Уля выгнула бровь и кинула на саму себя многозначительный взгляд. Рахи попросил ее запомнить вопрос об агентах. О том, как Ателье набирает сотрудников. Теперь она была почти уверена, что люди, столкнувшиеся с прорехами раз, тянутся к ним и дальше. Как магниты. Как сумасшедшие. Как те, кто заглянул за изнанку Вселенной, а видеть изнанку могут лишь те, кто ее зашивает.

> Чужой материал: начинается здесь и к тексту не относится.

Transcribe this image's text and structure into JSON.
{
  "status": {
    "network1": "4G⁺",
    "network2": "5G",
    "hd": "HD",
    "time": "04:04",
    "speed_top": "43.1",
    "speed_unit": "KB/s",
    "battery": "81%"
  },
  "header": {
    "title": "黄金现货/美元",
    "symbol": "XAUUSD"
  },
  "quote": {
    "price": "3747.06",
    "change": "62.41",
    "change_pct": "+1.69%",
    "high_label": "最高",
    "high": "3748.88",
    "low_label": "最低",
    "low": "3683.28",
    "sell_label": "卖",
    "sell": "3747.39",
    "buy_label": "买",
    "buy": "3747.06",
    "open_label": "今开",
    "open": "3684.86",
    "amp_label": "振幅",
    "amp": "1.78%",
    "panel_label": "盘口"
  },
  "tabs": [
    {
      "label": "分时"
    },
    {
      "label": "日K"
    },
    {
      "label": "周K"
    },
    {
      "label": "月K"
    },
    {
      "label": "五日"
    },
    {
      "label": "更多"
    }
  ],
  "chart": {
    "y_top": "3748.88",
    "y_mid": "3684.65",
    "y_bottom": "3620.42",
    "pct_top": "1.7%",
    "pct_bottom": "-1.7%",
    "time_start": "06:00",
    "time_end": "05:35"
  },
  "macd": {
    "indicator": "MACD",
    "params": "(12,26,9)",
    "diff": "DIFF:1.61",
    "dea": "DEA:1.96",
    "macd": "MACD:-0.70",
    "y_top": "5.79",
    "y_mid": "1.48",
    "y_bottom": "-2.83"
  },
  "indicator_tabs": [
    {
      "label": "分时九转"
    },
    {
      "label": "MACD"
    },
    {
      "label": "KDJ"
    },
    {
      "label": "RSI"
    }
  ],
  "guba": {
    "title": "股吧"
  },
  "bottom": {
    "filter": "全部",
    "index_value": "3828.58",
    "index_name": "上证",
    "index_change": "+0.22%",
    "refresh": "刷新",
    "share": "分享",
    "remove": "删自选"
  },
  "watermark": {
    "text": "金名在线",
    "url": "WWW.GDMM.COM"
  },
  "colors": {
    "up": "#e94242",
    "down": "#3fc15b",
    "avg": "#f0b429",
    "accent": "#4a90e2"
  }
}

– А я и забыла, как быстро схватываю.

Уля прищурилась.

– Ты не настолько меня старше.

– И разве это тебя не радует?

Акулина улыбнулась. Той самой беззаботной улыбкой, которую Улю видела на тринадцатом этаже.

– А Рахи?.. – начала было Уля, но Акулина перебила ее.

– Спросишь у него сама.

Уля не замечала этого прежде, но на ее плечах возвышалась гора. Она поняла это только сейчас, когда груз оползнем сбежал с нее и рассыпался по полу лифта, смешавшись с зеркальными осколками. Ей, кажется, даже стало легче дышать. Впрочем, может, это просто срослись ребра и затянулись пробитые легкие. Уля сделала вдох на пробу. Два коротких. Один длинный. И еще один длинный.

– …придется штопать тебе.

– Что?

Вопрос слетел с зубов Ули вместе с клацаньем и облачком пара.

Здесь не могло быть настолько холодно. Где она оказалась, в чертогах Снежной Королевы? И что, ей следовало собрать из осколков слово «ВЕЧНОСТЬ»? Хотя вечность прекрасно справлялась и без Улиной помощи.

– Это не так сложно, как кажется, – произнесла Акулина и поднялась во весь рост.